Je regarde des vieilles photos de nous deux qui traînent dans mon cellulaire. J’observe attentivement mes 205 publications sur Instagram à la recherche d’une réponse sensée qui pourrait m’expliquer, en un coup de défilement, ton absence capturée par le silence.
Parce que ton silence, c’est long, c’est sec, pis ça me laisse un goût amer dans la bouche. Le tien sert à justifier les mots que tu n’as plus la force de prononcer; il me garde en alerte; il m’inflige des doutes constants qui s’enracinent et qui font grandir mes craintes jusqu’au ciel.
C’est écrit dans les nuages « J’veux pas te perdre ».
Tandis que le mien, c’est tout simplement de l’orgueil mal placé, causé par un sentiment d’abandon.
Pourquoi serait-ce moi qui ferais les premiers pas?
Le silence, c’est une torture.
J’ai perdu un ami. Un ami d’enfance. Un ami avec qui je passais tout mon quotidien. Un ami que je n’aurais jamais pensé ne plus avoir dans ma vie un jour.
En fait, j’ai perdu un ami contre le temps, à force de me dire que l’éloignement de l’un envers l’autre n’était que provisoire. Les mois, eux, ne nous ont pas attendus et n’ont fait que nous séparer davantage, ce qui a créé un mur entre l’intimité de nos secrets et nos promesses de demain.
Pis ça, quand je l’ai réalisé, il était déjà trop tard. Un gros bloc de glace s’était installé entre nous deux, et ça a mis un p’tit frette. Une machine à remonter dans le temps a pris la place dans nos bouches et, pour briser la glace, nos conversations aboutissent désormais par « te rappelles-tu de… » ou ben « t’sais la fois où… ». Pis pendant qu’on se remémore les souvenirs d’une réalité qui n’était pas si lointaine, on oublie d’en profiter aujourd’hui pour se bâtir un avenir sûr, un avenir heureux.
Perdre un ami ne veut pas forcément dire qu’il ne fait plus partie de notre vie, que pour une raison quelconque, nous avons mis un terme à cette amitié.

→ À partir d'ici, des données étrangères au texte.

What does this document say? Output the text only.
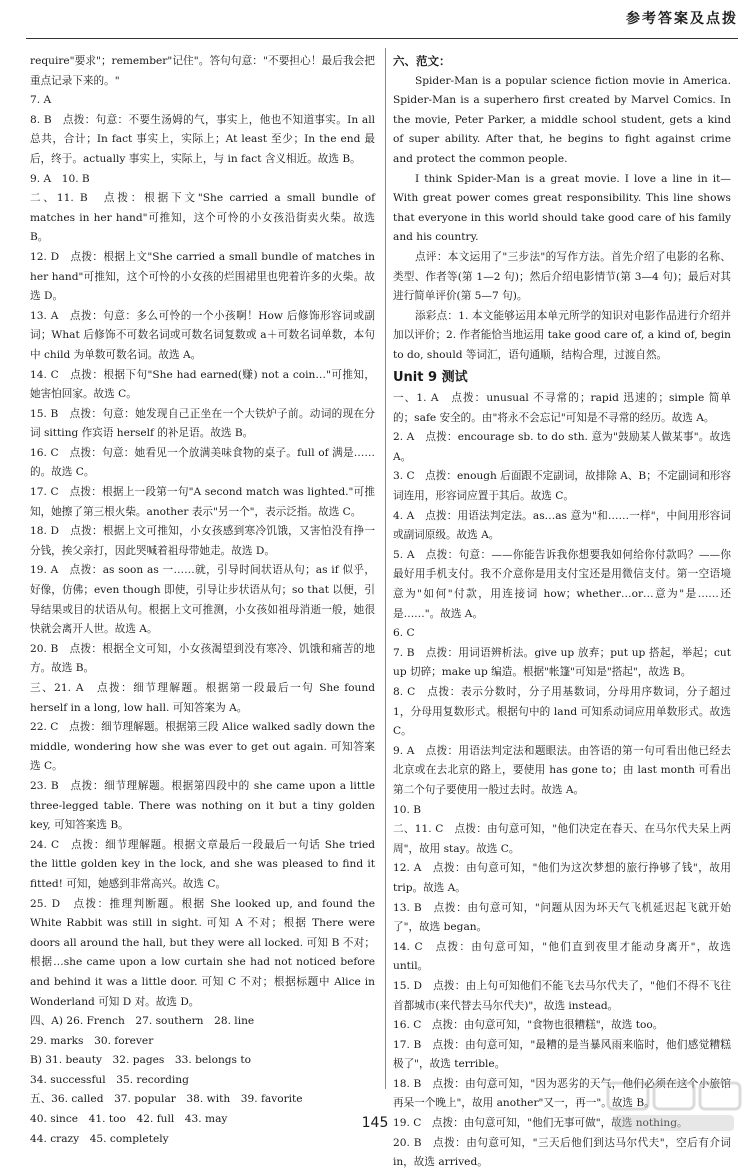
参考答案及点拨

require"要求"；remember"记住"。答句句意："不要担心！最后我会把重点记录下来的。"

7. A

8. B　点拨：句意：不要生汤姆的气，事实上，他也不知道事实。In all 总共，合计；In fact 事实上，实际上；At least 至少；In the end 最后，终于。actually 事实上，实际上，与 in fact 含义相近。故选 B。

9. A　10. B

二、11. B　点拨：根据下文"She carried a small bundle of matches in her hand"可推知，这个可怜的小女孩沿街卖火柴。故选 B。

12. D　点拨：根据上文"She carried a small bundle of matches in her hand"可推知，这个可怜的小女孩的烂围裙里也兜着许多的火柴。故选 D。

13. A　点拨：句意：多么可怜的一个小孩啊！How 后修饰形容词或副词；What 后修饰不可数名词或可数名词复数或 a＋可数名词单数，本句中 child 为单数可数名词。故选 A。

14. C　点拨：根据下句"She had earned(赚) not a coin…"可推知，她害怕回家。故选 C。

15. B　点拨：句意：她发现自己正坐在一个大铁炉子前。动词的现在分词 sitting 作宾语 herself 的补足语。故选 B。

16. C　点拨：句意：她看见一个放满美味食物的桌子。full of 满是……的。故选 C。

17. C　点拨：根据上一段第一句"A second match was lighted."可推知，她擦了第三根火柴。another 表示"另一个"，表示泛指。故选 C。

18. D　点拨：根据上文可推知，小女孩感到寒冷饥饿，又害怕没有挣一分钱，挨父亲打，因此哭喊着祖母带她走。故选 D。

19. A　点拨：as soon as 一……就，引导时间状语从句；as if 似乎，好像，仿佛；even though 即使，引导让步状语从句；so that 以便，引导结果或目的状语从句。根据上文可推测，小女孩如祖母消逝一般，她很快就会离开人世。故选 A。

20. B　点拨：根据全文可知，小女孩渴望到没有寒冷、饥饿和痛苦的地方。故选 B。

三、21. A　点拨：细节理解题。根据第一段最后一句 She found herself in a long, low hall. 可知答案为 A。

22. C　点拨：细节理解题。根据第三段 Alice walked sadly down the middle, wondering how she was ever to get out again. 可知答案选 C。

23. B　点拨：细节理解题。根据第四段中的 she came upon a little three-legged table. There was nothing on it but a tiny golden key, 可知答案选 B。

24. C　点拨：细节理解题。根据文章最后一段最后一句话 She tried the little golden key in the lock, and she was pleased to find it fitted! 可知，她感到非常高兴。故选 C。

25. D　点拨：推理判断题。根据 She looked up, and found the White Rabbit was still in sight. 可知 A 不对；根据 There were doors all around the hall, but they were all locked. 可知 B 不对；根据…she came upon a low curtain she had not noticed before and behind it was a little door. 可知 C 不对；根据标题中 Alice in Wonderland 可知 D 对。故选 D。

四、A) 26. French　27. southern　28. line

29. marks　30. forever

B) 31. beauty　32. pages　33. belongs to

34. successful　35. recording

五、36. called　37. popular　38. with　39. favorite

40. since　41. too　42. full　43. may

44. crazy　45. completely

六、范文：

Spider-Man is a popular science fiction movie in America. Spider-Man is a superhero first created by Marvel Comics. In the movie, Peter Parker, a middle school student, gets a kind of super ability. After that, he begins to fight against crime and protect the common people.

I think Spider-Man is a great movie. I love a line in it—With great power comes great responsibility. This line shows that everyone in this world should take good care of his family and his country.

点评：本文运用了"三步法"的写作方法。首先介绍了电影的名称、类型、作者等(第 1—2 句)；然后介绍电影情节(第 3—4 句)；最后对其进行简单评价(第 5—7 句)。

添彩点：1. 本文能够运用本单元所学的知识对电影作品进行介绍并加以评价；2. 作者能恰当地运用 take good care of, a kind of, begin to do, should 等词汇，语句通顺，结构合理，过渡自然。

Unit 9 测试

一、1. A　点拨：unusual 不寻常的；rapid 迅速的；simple 简单的；safe 安全的。由"将永不会忘记"可知是不寻常的经历。故选 A。

2. A　点拨：encourage sb. to do sth. 意为"鼓励某人做某事"。故选 A。

3. C　点拨：enough 后面跟不定副词，故排除 A、B；不定副词和形容词连用，形容词应置于其后。故选 C。

4. A　点拨：用语法判定法。as…as 意为"和……一样"，中间用形容词或副词原级。故选 A。

5. A　点拨：句意：——你能告诉我你想要我如何给你付款吗？——你最好用手机支付。我不介意你是用支付宝还是用微信支付。第一空语境意为"如何"付款，用连接词 how；whether…or…意为"是……还是……"。故选 A。

6. C

7. B　点拨：用词语辨析法。give up 放弃；put up 搭起，举起；cut up 切碎；make up 编造。根据"帐篷"可知是"搭起"，故选 B。

8. C　点拨：表示分数时，分子用基数词，分母用序数词，分子超过 1，分母用复数形式。根据句中的 land 可知系动词应用单数形式。故选 C。

9. A　点拨：用语法判定法和题眼法。由答语的第一句可看出他已经去北京或在去北京的路上，要使用 has gone to；由 last month 可看出第二个句子要使用一般过去时。故选 A。

10. B

二、11. C　点拨：由句意可知，"他们决定在春天、在马尔代夫呆上两周"，故用 stay。故选 C。

12. A　点拨：由句意可知，"他们为这次梦想的旅行挣够了钱"，故用 trip。故选 A。

13. B　点拨：由句意可知，"问题从因为坏天气飞机延迟起飞就开始了"，故选 began。

14. C　点拨：由句意可知，"他们直到夜里才能动身离开"，故选 until。

15. D　点拨：由上句可知他们不能飞去马尔代夫了，"他们不得不飞往首都城市(来代替去马尔代夫)"，故选 instead。

16. C　点拨：由句意可知，"食物也很糟糕"，故选 too。

17. B　点拨：由句意可知，"最糟的是当暴风雨来临时，他们感觉糟糕极了"，故选 terrible。

18. B　点拨：由句意可知，"因为恶劣的天气，他们必须在这个小旅馆再呆一个晚上"，故用 another"又一，再一"。故选 B。

19. C　点拨：由句意可知，"他们无事可做"，故选 nothing。

20. B　点拨：由句意可知，"三天后他们到达马尔代夫"，空后有介词 in，故选 arrived。

145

Non, pour moi, perdre un ami, ça veut aussi dire qu’il est toujours là, mais ailleurs, mis à l’écart de nos problèmes, de nos joies, de nos peines, de nos angoisses, de nos projets.
C’est de le laisser partir sans courir derrière lui pour le rattraper. C’est de ne pas prendre soin de lui.
Alors il deviendra un ami absent. Un ami qui te souhaitera un « bonne fête » impersonnel sur Facebook, comme tes 80 autres amis Internet. Un ami que tu croiseras à l’épicerie et que tu salueras, gênée, en t’empressant de partir de peur qu’il y ait un malaise.
Un ami qui s’ennuie de toi, mais qui ne te le dira peut-être jamais parce qu’il attend la même chose que toi.
Et pendant cette absence, il y a ces chansons qui me rappellent toi; ces insides que je ris à moitié parce que tu n’es plus là; ces visages que j’essaie tant bien que mal de remplacer par le tien, et moi, qui m’en veux d’avoir laissé partir notre amitié en coup de vent. Parce qu’au fond, c’est toujours après qu’on regrette de ne pas avoir essayé plus fort.
Alors qu’au final, la seule et unique réponse qu’on puisse trouver à cette grande perte injustifiée, c’est « on a juste arrêté de se parler ».